$2.6 million granted to create pan-coronavirus vaccine

The La Jolla Institute for Immunology (LJI), US, will receive $2.6 million in funding from the US National Institute of Allergy and Infectious Diseases (NIAID) to help develop a pan-coronavirus vaccine. 

The new investigation is a key part of a Brigham and Women’s Hospital-led project, “Discovering Durable Pan-Coronavirus Immunity,” spearheaded by Duane Wesemann, associate professor of Medicine at Harvard Medical School and associate physician at Brigham and Women’s Hospital. The overall project has been granted more than $11.8 million over three years and includes collaborators at Massachusetts General Hospital.

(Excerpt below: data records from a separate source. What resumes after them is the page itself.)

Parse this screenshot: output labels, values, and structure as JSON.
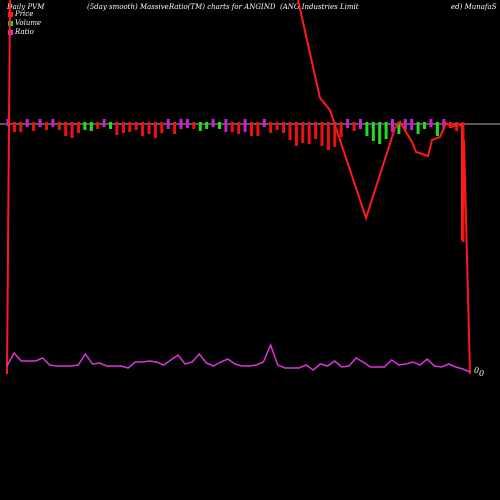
{
  "header": {
    "left": "Daily PVM",
    "mid": "(5day smooth) MassiveRatio(TM) charts for ANGIND",
    "company": "(ANG Industries Limit",
    "right": "ed) MunafaS"
  },
  "legend": {
    "price": "Price",
    "volume": "Volume",
    "ratio": "Ratio"
  },
  "colors": {
    "price": "#ff1a1a",
    "up": "#22dd22",
    "down": "#ee1111",
    "neutral": "#cc22cc",
    "ratio": "#dd33dd",
    "baseline": "#b0b0b0"
  },
  "chart_data": {
    "type": "line",
    "volume_bars": {
      "description": "volume/PVM bars around the midline; value = bar extent",
      "values": [
        [
          "n",
          2
        ],
        [
          "d",
          8
        ],
        [
          "d",
          8
        ],
        [
          "n",
          3
        ],
        [
          "d",
          7
        ],
        [
          "n",
          3
        ],
        [
          "d",
          6
        ],
        [
          "n",
          3
        ],
        [
          "d",
          6
        ],
        [
          "d",
          12
        ],
        [
          "d",
          14
        ],
        [
          "d",
          9
        ],
        [
          "u",
          6
        ],
        [
          "u",
          7
        ],
        [
          "d",
          5
        ],
        [
          "n",
          3
        ],
        [
          "u",
          5
        ],
        [
          "d",
          11
        ],
        [
          "d",
          9
        ],
        [
          "d",
          8
        ],
        [
          "d",
          6
        ],
        [
          "d",
          12
        ],
        [
          "d",
          10
        ],
        [
          "d",
          14
        ],
        [
          "d",
          9
        ],
        [
          "n",
          5
        ],
        [
          "d",
          10
        ],
        [
          "n",
          5
        ],
        [
          "n",
          4
        ],
        [
          "d",
          5
        ],
        [
          "u",
          7
        ],
        [
          "u",
          5
        ],
        [
          "n",
          3
        ],
        [
          "u",
          5
        ],
        [
          "n",
          8
        ],
        [
          "d",
          8
        ],
        [
          "d",
          10
        ],
        [
          "n",
          8
        ],
        [
          "d",
          12
        ],
        [
          "d",
          12
        ],
        [
          "n",
          3
        ],
        [
          "d",
          9
        ],
        [
          "d",
          6
        ],
        [
          "d",
          9
        ],
        [
          "d",
          16
        ],
        [
          "d",
          22
        ],
        [
          "d",
          19
        ],
        [
          "d",
          20
        ],
        [
          "d",
          15
        ],
        [
          "d",
          22
        ],
        [
          "d",
          26
        ],
        [
          "d",
          23
        ],
        [
          "d",
          13
        ],
        [
          "n",
          4
        ],
        [
          "d",
          7
        ],
        [
          "n",
          5
        ],
        [
          "u",
          12
        ],
        [
          "u",
          17
        ],
        [
          "u",
          20
        ],
        [
          "u",
          15
        ],
        [
          "n",
          8
        ],
        [
          "u",
          10
        ],
        [
          "n",
          6
        ],
        [
          "n",
          6
        ],
        [
          "u",
          10
        ],
        [
          "u",
          5
        ],
        [
          "n",
          3
        ],
        [
          "u",
          12
        ],
        [
          "n",
          5
        ],
        [
          "d",
          4
        ],
        [
          "d",
          7
        ],
        [
          "d",
          118
        ]
      ]
    },
    "price_line": {
      "x": [
        1,
        2,
        3,
        4,
        5,
        6,
        7,
        8,
        9,
        10,
        11,
        12,
        13,
        14,
        15,
        16,
        17,
        18,
        19,
        20
      ],
      "y": [
        960,
        1000,
        1130,
        430,
        422,
        370,
        255,
        333,
        420,
        390,
        395,
        368,
        372,
        385,
        393,
        380,
        388,
        385,
        380,
        248
      ],
      "ylim": [
        200,
        1120
      ]
    },
    "ratio_line": {
      "values": [
        8,
        21,
        13,
        13,
        13,
        16,
        9,
        8,
        8,
        8,
        9,
        20,
        10,
        11,
        8,
        8,
        8,
        6,
        12,
        12,
        13,
        12,
        9,
        14,
        19,
        10,
        12,
        20,
        11,
        8,
        12,
        15,
        10,
        8,
        8,
        9,
        12,
        29,
        9,
        6,
        6,
        6,
        9,
        4,
        10,
        8,
        13,
        7,
        8,
        16,
        12,
        7,
        7,
        7,
        14,
        9,
        10,
        12,
        9,
        15,
        8,
        7,
        10,
        7,
        5,
        2
      ],
      "ylim": [
        0,
        40
      ]
    },
    "end_label": "0",
    "zero_label": "0"
  }
}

The team is focused on finding the sites on the SARS-CoV-2 structure that could also be targeted on other types of coronaviruses. These “conserved” sites are often key features on the virus’ Spike (S) protein base that are unlikely to mutate as the overall virus changes.

“Our multi-disciplinary team will conduct research to identify pieces of SARS-CoV-2 that may be conserved across other coronaviruses and we will study the effectiveness of antibodies and T-cell activity against these regions,” explained Wesemann.

The researchers will use VFLIP, a tool that can identify conserved sites because it is coated with the same carbohydrate molecules that cover the real SARS-CoV-2 S protein. Importantly, VFLIP is a hardy structure and can hold its shape after weeks at room temperature. “Stabilising these parts of the S protein helps us elicit more protective, broadly reactive antibodies,” said Erica Ollmann Saphire, Professor and President of LIJI.

“The stability of VFLIP, its robust production and its ability to elicit a potent, long-lasting antibody response capable of neutralising the infectivity of different variants of SARS-CoV-2 make this immunogen an excellent tool for the design of novel pan-coronavirus vaccines,” added virologist Professor Eduardo Olmedillas. “The biophysical characteristics of VFLIP allow its further study in vaccine platforms such mRNA and nanoparticle-based vaccines, which broadens the possibilities of designing more broad and potent pan-coronavirus vaccines.”

Wesemann’s team will also use animal models to test immunisation strategies, determining the optimal parameters for dosing, delivery and other factors that may influence a broad response.